The health economic analysis was based on data from the mHealth Screening to Prevent Strokes (mSToPS) study, which previously found monitoring was linked with lower stroke incidence among at-risk patients. Monitored participants were randomized to receive immediate or delayed monitoring with two patches three months apart. In the current analysis, researchers analyzed three years of claims data from monitored patients and unmonitored controls. Mean patient age was 74 years, and 41% were female. All participants were at high risk for atrial fibrillation. On average, monitored participants wore 1.7 two-week monitors at a mean cost of $614 per patient. Findings were published by Circulation: Cardiovascular Quality and Outcomes on Oct. 31.

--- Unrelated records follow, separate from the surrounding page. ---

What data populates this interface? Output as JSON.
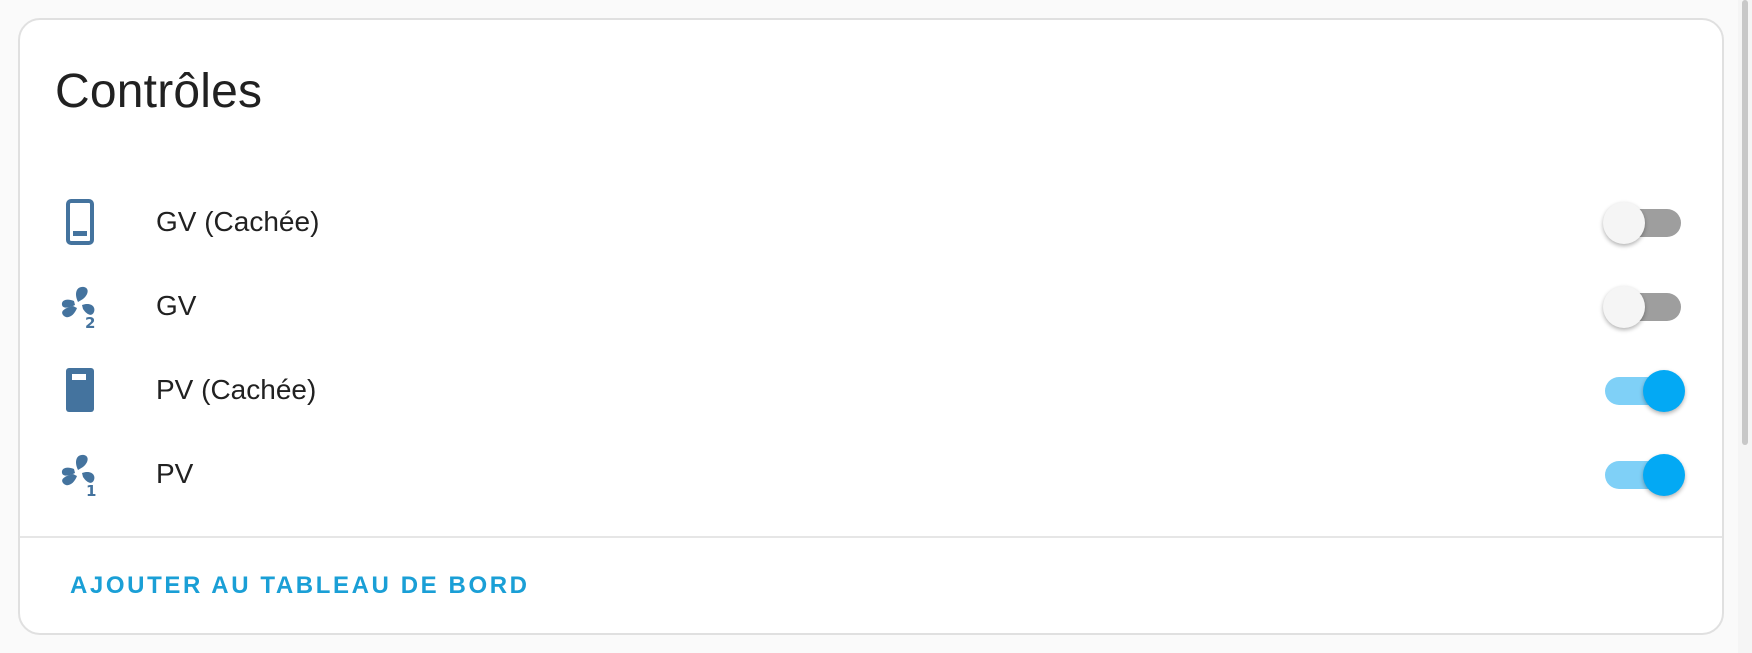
{
  "card": {
    "title": "Contrôles",
    "action_label": "AJOUTER AU TABLEAU DE BORD"
  },
  "rows": [
    {
      "label": "GV (Cachée)",
      "icon": "phone-outline-icon",
      "state": "off"
    },
    {
      "label": "GV",
      "icon": "fan-speed-2-icon",
      "state": "off"
    },
    {
      "label": "PV (Cachée)",
      "icon": "phone-filled-icon",
      "state": "on"
    },
    {
      "label": "PV",
      "icon": "fan-speed-1-icon",
      "state": "on"
    }
  ],
  "colors": {
    "icon": "#44739e",
    "accent": "#03a9f4",
    "action_text": "#1a9fd6",
    "toggle_off_track": "#9e9e9e"
  }
}
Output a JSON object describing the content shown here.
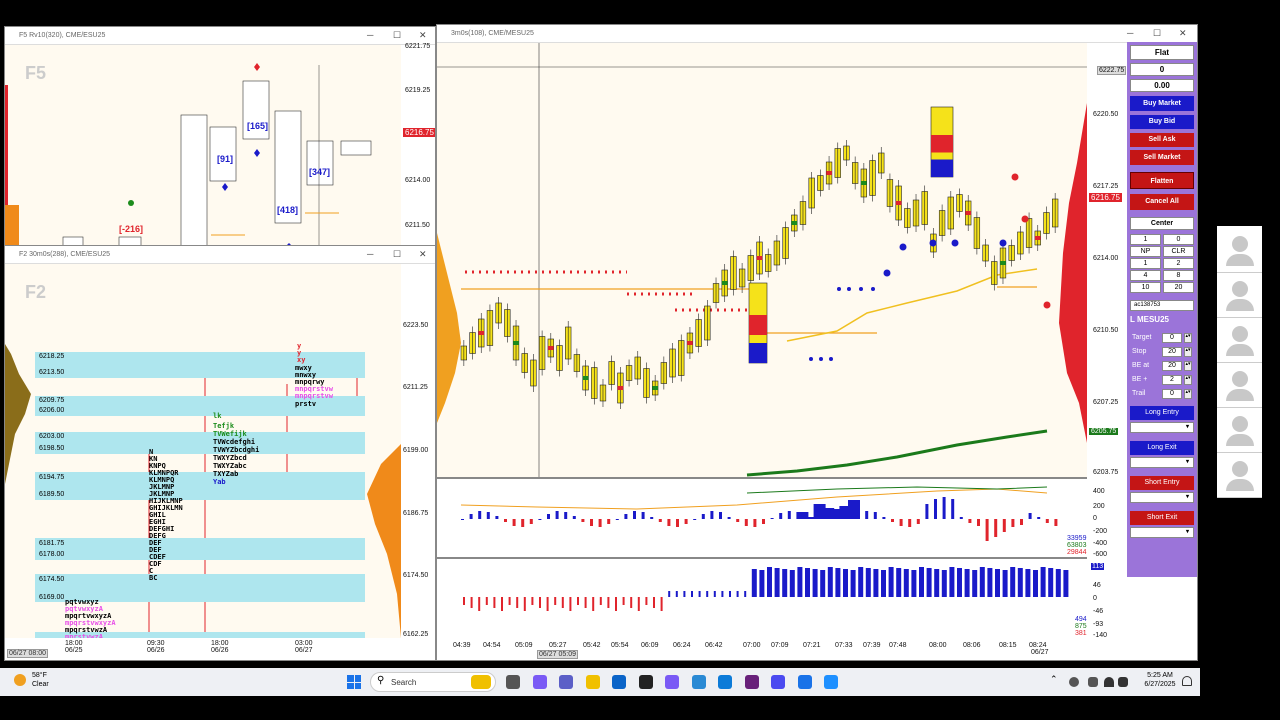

Monitored patients had more frequent outpatient visits compared with controls (difference, 190 per 100 patient-years [95% CI, 82 to 298 per 100 patient-years]). However, both ED visits and hospitalizations were less frequent in the intervention group than the control group (−8.3 [95% CI, −12.6 to −4.1] and −15.2 [95% CI, −22 to −8.6] per 100 patient-years, respectively). The total adjusted costs for monitored patients were nonsignificantly higher after three years (mean difference, $1,551 [95% CI, −$1,047 to $4,038]), as were quality-adjusted life-years (QALYs) (8.81 vs. 8.71; difference, 0.09 [95% CI, −0.05 to 0.24]). The slightly higher lifetime costs seen in the monitored group resulted in a cost-effectiveness ratio of $36,100 per QALY gained and $28,600 per life-year gained, the researchers wrote. In addition, the “probability that monitoring would be cost-effective at willingness to pay thresholds of $50,000 and $150,000 per QALY gained was 63.5% and 90.6%, respectively,” they said. The gains in quality-adjusted survival stemmed from a reduction in adverse clinical events over the study period and projected impacts of strokes on life expectancy, they observed.
The study found potentially greater benefit for screening in patients ages 75 years or older compared with younger patients, so the findings may not be generalizable to younger and healthier individuals. “If replicated in future randomized trials, these findings have important implications for payment policy and support continued, confirmatory research in this field,” the authors concluded.
An accompanying editorial pondered the importance of atrial fibrillation detected by opportunistic screening versus clinical indications. “The finding of significant clinical differences in all-cause mortality and in stroke at 3 years favoring the active monitoring group requires us to ask whether the amount of incremental information uniquely provided from active monitoring in this trial could have led to enough alteration of effective therapy (largely initiation of oral anticoagulation) to be the cause of these observed differences,” the editorialists wrote.